Between March 1992 and August 1999 170 consecutive patients underwent surgery. Of these, 21 patients (12%) had significant obesity, with body mass index (BMI) greater than 30. The average length of surgery was 141 +/- 36 min. In 163 patients (96%), the procedure was performed solely with the laparoscope. The nasogastric tube was removed on postoperative day 2 +/- 1.9, and oral feeding was started on postoperative day 3.4 +/- 2.1. The average length of hospital stay after surgery was 8.5 +/- 3.7 days. During the first postoperative month, there were no deaths. However, 11 patients (6.5%) had surgical complications: 5 anastomotic leaks (2.9%), 1 intraabdominal abscess (0.6%), and 3 wound infections (1.7%).
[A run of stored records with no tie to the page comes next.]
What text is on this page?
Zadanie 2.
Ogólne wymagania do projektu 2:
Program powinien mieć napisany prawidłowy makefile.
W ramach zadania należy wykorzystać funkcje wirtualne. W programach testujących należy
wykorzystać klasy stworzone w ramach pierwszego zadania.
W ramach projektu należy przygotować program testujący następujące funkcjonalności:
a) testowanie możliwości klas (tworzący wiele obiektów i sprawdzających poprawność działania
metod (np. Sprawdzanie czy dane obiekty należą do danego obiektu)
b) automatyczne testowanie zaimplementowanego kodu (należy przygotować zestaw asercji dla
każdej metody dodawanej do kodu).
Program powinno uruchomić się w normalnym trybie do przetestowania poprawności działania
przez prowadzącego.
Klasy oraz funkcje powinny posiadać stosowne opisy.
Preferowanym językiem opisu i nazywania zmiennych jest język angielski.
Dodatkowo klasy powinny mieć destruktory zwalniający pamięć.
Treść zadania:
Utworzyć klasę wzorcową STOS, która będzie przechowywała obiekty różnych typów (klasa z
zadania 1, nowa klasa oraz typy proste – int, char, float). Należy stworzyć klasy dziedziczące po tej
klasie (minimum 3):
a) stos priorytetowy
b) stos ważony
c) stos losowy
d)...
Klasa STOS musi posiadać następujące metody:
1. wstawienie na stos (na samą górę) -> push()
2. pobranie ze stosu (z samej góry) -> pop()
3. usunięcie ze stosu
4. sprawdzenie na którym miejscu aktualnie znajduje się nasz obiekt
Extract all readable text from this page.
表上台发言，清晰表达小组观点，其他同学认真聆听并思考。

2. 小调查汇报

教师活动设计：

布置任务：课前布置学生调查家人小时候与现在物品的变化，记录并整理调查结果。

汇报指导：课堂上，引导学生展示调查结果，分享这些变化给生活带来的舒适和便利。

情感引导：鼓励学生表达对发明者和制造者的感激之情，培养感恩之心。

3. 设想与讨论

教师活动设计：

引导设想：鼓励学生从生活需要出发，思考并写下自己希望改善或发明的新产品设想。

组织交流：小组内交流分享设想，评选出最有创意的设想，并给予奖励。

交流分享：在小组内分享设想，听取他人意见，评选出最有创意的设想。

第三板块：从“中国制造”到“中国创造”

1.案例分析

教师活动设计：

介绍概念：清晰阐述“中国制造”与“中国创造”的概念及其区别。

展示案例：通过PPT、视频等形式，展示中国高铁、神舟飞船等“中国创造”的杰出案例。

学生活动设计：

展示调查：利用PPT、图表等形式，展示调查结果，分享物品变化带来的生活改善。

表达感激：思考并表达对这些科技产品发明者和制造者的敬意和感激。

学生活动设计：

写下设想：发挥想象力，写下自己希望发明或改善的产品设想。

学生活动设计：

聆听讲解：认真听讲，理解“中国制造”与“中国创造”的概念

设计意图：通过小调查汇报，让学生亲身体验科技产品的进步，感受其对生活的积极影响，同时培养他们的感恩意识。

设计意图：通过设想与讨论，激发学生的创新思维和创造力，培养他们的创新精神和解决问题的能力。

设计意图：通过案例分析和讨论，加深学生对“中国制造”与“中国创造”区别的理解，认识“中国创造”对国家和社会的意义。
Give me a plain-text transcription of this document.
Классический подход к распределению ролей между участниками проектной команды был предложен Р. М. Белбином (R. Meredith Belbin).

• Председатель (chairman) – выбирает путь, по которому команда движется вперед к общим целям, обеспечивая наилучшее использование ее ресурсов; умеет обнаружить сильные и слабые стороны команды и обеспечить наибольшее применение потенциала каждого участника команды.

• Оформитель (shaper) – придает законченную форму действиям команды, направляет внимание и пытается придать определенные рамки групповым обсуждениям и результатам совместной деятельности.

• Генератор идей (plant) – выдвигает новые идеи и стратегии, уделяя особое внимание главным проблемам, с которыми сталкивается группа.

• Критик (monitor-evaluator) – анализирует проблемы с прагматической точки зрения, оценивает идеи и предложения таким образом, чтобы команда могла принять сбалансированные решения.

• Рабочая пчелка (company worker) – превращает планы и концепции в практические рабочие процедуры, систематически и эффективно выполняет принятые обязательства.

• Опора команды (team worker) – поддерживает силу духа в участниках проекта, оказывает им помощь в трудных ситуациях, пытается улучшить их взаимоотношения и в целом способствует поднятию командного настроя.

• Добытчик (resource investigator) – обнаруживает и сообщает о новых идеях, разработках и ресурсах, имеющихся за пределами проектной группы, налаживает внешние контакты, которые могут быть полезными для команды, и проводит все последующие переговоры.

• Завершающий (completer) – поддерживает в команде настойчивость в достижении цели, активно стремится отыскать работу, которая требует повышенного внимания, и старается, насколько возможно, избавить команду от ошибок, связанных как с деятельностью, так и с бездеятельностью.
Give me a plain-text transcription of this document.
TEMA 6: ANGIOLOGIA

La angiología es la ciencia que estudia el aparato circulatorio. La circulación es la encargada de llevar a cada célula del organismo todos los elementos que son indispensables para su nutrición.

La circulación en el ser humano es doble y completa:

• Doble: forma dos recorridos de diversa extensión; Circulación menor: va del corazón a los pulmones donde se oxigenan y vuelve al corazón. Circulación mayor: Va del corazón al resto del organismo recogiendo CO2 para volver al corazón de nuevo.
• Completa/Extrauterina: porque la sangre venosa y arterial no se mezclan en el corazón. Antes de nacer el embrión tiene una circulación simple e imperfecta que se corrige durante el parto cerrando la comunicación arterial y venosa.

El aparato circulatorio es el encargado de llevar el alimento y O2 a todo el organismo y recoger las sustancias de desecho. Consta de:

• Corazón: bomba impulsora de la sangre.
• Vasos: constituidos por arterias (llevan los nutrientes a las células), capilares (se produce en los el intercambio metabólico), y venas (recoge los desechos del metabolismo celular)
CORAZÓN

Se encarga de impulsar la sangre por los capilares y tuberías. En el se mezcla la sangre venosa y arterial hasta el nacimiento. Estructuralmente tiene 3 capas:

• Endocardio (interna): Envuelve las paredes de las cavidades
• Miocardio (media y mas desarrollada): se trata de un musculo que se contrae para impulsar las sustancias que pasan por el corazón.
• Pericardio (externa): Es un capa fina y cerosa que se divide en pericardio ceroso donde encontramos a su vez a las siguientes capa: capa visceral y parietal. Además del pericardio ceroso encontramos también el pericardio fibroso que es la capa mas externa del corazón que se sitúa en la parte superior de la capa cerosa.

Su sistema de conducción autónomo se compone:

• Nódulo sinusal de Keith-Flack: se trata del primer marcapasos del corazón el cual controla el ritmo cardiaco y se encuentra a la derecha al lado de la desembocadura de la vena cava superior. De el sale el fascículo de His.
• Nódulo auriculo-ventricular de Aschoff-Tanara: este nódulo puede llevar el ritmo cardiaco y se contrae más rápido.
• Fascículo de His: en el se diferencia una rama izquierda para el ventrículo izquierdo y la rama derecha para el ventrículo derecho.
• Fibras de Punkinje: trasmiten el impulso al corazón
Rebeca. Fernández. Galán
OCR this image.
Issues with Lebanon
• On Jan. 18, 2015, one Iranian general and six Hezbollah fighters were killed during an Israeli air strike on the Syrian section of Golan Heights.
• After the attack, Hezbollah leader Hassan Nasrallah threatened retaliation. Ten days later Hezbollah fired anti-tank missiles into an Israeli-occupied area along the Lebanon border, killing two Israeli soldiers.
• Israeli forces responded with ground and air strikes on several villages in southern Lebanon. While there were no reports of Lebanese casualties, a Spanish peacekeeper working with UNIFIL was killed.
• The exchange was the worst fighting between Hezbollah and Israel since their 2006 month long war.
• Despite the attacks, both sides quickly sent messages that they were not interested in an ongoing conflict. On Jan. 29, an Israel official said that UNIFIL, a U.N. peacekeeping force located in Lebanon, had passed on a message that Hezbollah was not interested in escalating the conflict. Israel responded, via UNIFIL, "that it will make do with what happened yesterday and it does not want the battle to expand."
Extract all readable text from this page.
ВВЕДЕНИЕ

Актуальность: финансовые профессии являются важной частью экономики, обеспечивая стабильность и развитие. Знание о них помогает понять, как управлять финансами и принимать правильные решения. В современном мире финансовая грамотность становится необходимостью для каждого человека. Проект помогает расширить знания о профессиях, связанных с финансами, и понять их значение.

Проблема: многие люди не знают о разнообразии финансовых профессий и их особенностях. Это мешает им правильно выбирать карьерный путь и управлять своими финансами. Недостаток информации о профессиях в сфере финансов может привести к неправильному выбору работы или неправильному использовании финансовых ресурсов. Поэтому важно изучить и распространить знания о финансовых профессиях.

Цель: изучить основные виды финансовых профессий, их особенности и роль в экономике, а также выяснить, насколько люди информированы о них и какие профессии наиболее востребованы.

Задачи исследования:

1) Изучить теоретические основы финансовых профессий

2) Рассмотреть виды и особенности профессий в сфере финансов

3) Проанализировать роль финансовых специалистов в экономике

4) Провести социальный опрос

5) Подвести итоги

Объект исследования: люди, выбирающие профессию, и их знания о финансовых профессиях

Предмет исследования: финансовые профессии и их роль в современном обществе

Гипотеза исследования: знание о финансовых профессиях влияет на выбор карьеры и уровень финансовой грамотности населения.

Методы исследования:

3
There were four reinterventions (2.4%), with two diverting colostomies. Secondarily, 10 anastomotic stenoses (5.9%) were observed. Eight patients required a reintervention: seven anastomotic resections by open laparotomy and one terminal colostomy. Seven patients (4.1%) reported retrograde ejaculation, and one reported impotence.

CONCLUSIONS

The feasibility of the laparoscopic approach to diverticular disease is established with a conversion rate of 4%, a low incidence of acute septic complications (5.3%), and a mortality rate of 0%. Therefore, laparoscopic sigmoid colectomy has become our procedure of choice in the treatment of diverticular disease.

摘要

背景

本研究的目的是回顾我们在腹腔镜乙状结肠切除术治疗憩室病方面的经验。

方法

纳入所有表现为急性或慢性憩室炎、梗阻、脓肿或瘘管的患者。有症状的憩室病是主要的手术指征(95%)。

结果

1992年3月至1999年8月,连续170例患者接受了手术。其中,21例患者(12%)有明显肥胖,体重指数(BMI)大于30。平均手术时间为141±36分钟。163例患者(96%)仅通过腹腔镜进行手术。术后第2±1.9天拔除鼻胃管,术后第3.4±2.1天开始经口进食。术后平均住院时间为8.5±3.7天。术后第一个月内无死亡病例。然而,11例患者(6.5%)出现手术并发症:5例吻合口漏(2.9%),1例腹腔内脓肿(0.6%),3例伤口感染(1.7%)。有4例再次干预(2.4%),其中2例行转流性结肠造口术。其次,观察到10例吻合口狭窄(5.9%)。8例患者需要再次干预:7例通过开腹手术进行吻合口切除,1例行末端结肠造口术。7例患者(4.1%)报告逆行射精,1例报告阳痿。

结论

腹腔镜治疗憩室病的可行性已得到证实,中转率为4%,急性感染性并发症发生率低(5.3%),死亡率为0%。因此,腹腔镜乙状结肠切除术已成为我们治疗憩室病的首选术式。